Most Premium Bonds accounts will hold between £25 and £50,000, with the majority falling on the lower end of the scale. No individual can legally own more than £50,000 of Premium Bonds.
Premium Bonds work in a similar way to a lottery draw. Each £1 held as a Premium Bond is given a unique number which is entered into a prize draw. If that number is drawn, the person holding the Bond will win a cash prize.
Prizes can be won in increments from £25 to £1,000,000, with £25 being the most common and £1,000,000 being extremely rare. These winnings are not taxed when won but are included in the person’s estate after they die for Inheritance Tax purposes. Therefore, if you are the executor in charge of administering someone’s estate, you will need to check whether they held Premium Bonds before you calculate the net value of the estate for the Inheritance Tax payment.
Premium Bonds are not an asset that can be passed on to a beneficiary in the same way that funds from bank accounts and savings accounts can; they cannot simply be inherited or transferred to someone else’s name.
Instead, there are two options available to you if you are administering someone’s estate and need to deal with their Premium Bonds. The first is to sell them during the probate process. If you do this, the funds earned from the sale will become a part of the estate and will be inherited by the beneficiaries when estate administration is complete.

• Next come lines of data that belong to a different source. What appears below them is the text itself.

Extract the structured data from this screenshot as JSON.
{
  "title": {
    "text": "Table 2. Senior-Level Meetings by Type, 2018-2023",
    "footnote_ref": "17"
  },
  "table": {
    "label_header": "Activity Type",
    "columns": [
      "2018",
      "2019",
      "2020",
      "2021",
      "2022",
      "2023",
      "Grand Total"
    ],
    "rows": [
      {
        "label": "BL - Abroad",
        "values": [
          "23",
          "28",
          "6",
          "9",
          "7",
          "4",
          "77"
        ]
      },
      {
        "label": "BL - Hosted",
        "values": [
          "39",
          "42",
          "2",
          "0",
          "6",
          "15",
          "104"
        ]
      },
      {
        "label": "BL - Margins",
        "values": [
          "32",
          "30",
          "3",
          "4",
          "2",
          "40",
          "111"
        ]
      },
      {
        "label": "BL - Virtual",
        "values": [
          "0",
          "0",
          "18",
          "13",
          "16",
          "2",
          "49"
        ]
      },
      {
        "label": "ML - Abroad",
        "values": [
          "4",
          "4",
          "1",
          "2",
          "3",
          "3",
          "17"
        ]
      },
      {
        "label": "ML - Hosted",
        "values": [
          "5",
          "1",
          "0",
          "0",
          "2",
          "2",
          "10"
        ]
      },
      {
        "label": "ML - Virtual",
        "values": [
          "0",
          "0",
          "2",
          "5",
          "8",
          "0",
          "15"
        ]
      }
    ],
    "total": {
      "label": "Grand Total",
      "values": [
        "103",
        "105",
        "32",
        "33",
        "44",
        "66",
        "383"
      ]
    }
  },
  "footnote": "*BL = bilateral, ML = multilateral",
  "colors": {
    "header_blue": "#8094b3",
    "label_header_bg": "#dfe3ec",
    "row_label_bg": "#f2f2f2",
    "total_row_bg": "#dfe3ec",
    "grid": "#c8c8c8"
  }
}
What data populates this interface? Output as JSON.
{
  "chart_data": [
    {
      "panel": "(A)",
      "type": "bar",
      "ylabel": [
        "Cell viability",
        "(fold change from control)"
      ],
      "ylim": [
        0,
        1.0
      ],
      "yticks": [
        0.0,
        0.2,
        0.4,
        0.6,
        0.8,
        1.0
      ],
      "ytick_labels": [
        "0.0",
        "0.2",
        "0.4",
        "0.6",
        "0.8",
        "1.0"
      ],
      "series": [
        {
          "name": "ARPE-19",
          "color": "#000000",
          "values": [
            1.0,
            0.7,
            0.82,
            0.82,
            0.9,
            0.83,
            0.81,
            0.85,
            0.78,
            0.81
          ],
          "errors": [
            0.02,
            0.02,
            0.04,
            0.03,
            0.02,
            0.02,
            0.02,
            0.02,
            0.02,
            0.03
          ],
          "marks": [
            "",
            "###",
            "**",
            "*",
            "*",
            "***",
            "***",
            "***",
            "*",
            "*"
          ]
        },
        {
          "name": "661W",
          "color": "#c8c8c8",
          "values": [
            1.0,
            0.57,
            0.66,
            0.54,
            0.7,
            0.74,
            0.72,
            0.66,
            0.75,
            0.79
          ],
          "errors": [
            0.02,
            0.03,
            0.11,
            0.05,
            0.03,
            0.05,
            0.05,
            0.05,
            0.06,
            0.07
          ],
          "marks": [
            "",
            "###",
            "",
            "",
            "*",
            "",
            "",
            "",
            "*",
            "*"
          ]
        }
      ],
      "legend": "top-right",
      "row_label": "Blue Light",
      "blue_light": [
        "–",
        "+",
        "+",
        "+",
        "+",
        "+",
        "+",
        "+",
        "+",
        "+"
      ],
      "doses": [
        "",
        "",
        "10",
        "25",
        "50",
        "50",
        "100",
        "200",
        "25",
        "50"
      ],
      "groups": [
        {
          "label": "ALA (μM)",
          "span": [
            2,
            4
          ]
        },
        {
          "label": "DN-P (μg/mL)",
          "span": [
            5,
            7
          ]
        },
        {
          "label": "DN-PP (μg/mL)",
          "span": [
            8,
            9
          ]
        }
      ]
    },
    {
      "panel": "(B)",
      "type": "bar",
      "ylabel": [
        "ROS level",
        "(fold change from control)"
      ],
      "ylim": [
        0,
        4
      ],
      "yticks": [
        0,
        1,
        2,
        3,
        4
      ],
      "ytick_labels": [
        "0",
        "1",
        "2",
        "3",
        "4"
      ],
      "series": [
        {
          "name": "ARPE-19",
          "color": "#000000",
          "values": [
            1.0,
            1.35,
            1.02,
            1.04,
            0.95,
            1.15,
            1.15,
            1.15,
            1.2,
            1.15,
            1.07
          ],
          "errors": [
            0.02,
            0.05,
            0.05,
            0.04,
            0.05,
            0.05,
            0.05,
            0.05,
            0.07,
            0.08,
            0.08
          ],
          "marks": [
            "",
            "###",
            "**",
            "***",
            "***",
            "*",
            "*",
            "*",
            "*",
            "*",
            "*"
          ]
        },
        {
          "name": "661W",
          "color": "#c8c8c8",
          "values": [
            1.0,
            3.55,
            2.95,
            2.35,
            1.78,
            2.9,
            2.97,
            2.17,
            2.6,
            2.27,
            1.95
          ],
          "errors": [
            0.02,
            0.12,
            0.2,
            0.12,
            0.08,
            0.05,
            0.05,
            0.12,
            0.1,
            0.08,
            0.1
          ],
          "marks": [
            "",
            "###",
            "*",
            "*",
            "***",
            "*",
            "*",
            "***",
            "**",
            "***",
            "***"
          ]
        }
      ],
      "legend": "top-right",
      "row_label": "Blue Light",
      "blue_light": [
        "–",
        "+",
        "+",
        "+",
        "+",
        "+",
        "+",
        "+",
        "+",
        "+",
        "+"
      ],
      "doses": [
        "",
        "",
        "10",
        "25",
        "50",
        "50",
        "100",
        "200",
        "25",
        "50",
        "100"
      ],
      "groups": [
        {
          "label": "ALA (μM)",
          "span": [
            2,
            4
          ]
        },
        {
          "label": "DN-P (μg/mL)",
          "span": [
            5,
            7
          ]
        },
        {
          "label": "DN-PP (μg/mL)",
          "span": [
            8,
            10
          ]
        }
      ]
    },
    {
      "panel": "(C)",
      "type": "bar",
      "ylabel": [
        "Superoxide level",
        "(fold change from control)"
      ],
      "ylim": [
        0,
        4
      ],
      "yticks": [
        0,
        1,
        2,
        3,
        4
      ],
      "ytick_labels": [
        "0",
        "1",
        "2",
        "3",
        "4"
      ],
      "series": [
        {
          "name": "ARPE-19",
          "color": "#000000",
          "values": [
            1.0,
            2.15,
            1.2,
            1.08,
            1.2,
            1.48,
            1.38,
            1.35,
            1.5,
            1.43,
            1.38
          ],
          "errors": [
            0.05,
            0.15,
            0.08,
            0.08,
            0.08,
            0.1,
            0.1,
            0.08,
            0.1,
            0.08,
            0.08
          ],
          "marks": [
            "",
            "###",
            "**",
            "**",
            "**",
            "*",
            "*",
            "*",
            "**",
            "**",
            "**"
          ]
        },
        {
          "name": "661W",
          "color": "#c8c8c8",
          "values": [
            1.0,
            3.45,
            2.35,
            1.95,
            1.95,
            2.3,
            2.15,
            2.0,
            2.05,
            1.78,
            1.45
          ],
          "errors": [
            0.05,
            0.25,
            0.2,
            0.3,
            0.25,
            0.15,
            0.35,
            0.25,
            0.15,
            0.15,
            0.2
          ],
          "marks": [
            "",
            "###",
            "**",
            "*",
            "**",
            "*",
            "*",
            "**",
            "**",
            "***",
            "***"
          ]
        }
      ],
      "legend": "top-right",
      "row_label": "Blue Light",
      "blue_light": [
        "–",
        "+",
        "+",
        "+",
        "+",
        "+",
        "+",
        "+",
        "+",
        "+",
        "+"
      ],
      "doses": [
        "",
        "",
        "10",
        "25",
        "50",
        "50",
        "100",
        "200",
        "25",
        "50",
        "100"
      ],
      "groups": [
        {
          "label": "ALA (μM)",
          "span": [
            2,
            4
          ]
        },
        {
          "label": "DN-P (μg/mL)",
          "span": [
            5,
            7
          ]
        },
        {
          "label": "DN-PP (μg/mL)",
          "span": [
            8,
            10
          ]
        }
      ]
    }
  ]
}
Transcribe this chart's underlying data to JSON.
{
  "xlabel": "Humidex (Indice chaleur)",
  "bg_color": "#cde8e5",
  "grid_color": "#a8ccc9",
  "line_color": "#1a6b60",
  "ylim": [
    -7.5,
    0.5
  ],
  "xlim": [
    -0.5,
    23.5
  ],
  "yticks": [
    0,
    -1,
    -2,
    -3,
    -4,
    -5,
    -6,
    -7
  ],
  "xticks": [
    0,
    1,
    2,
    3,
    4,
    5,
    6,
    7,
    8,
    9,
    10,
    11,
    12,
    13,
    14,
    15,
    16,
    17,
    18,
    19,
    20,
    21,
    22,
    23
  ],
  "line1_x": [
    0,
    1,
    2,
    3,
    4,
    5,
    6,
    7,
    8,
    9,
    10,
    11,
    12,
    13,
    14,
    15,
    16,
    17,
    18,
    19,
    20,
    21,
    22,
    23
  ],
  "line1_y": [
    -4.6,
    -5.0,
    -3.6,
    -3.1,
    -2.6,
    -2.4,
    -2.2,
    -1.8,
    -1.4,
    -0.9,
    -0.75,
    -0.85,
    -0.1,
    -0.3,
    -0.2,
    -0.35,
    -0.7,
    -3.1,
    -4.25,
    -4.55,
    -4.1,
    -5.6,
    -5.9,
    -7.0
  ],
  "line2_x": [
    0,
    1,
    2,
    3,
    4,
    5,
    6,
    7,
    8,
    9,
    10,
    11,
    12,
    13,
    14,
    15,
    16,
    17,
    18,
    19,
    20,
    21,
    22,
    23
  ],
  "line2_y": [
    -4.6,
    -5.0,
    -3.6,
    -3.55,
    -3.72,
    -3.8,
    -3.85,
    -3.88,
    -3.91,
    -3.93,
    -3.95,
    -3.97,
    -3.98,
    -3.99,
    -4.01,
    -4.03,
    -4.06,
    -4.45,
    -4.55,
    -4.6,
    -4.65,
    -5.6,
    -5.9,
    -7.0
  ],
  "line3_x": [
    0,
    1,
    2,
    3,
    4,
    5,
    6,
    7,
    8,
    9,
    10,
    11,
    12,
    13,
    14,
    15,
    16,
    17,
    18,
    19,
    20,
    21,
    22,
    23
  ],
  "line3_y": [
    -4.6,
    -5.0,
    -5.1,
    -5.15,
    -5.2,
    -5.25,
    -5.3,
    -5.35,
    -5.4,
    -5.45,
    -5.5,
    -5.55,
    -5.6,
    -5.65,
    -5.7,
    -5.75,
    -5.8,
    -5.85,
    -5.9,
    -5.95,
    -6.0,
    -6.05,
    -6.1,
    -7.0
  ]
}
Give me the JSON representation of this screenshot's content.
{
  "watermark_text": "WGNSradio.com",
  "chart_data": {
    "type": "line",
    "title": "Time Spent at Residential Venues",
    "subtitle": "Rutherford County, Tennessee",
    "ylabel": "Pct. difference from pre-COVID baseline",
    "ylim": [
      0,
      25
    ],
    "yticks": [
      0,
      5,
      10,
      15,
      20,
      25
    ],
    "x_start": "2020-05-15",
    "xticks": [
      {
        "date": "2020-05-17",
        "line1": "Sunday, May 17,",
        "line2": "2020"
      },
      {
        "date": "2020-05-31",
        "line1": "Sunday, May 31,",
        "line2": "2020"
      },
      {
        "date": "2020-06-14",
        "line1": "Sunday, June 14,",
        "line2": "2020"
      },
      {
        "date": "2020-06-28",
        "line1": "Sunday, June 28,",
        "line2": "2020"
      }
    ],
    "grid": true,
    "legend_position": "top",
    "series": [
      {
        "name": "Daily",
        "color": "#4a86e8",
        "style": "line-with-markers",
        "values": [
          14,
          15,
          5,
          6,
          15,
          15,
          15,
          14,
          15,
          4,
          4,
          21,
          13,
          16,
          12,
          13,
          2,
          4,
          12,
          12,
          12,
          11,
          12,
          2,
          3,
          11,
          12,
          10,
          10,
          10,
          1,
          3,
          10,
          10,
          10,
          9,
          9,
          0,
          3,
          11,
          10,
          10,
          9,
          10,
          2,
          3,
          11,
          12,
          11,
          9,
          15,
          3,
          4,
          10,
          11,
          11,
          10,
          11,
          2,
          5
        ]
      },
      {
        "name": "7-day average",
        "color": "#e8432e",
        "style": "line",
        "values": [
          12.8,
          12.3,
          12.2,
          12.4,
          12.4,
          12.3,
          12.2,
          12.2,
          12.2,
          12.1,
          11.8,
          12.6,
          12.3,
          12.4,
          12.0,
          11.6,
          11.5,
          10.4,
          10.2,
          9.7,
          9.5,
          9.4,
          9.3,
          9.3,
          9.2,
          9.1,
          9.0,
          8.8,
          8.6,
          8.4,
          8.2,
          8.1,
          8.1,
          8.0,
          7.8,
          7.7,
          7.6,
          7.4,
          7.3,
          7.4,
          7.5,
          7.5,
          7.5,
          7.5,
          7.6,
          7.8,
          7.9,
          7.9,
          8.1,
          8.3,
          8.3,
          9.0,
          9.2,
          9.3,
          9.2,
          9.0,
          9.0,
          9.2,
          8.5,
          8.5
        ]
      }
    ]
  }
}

This is the quickest way for the beneficiaries to inherit money from Premium Bonds.
The other option is to leave them as they are for the time being. Premium Bonds can be held by NS&I for 12 months after death. During this time, they are still eligible for cash prizes. After 12 months have passed, the executor of the estate or a nominated beneficiary can contact NS&I to claim the prizes and cash out the Bonds. This delays the inheritance of funds, but it could lead to more money overall. As the executor, you should communicate with the beneficiaries who will be inheriting the funds from the estate to determine which option is best for their personal circumstances.
Whether or not probate is required to cash in Premium Bonds depends on how much the deceased owned. Just like banks, NS&I has a limit on how much money they can release without needing to see a grant of representation. While the limit varies for banks and can extend to £50,000, the limit for NS&I is always £5,000. If the deceased owned more than £5,000 in Premium Bonds, a grant of probate or a grant of letters of administration will be required.
This £5,000 limit includes any account held with NS&I by one person. If your loved one had £2,500 in Premium Bonds and £2,500 in Savings Certificates, for example, you will still need a grant of representation as the net value is £5,000.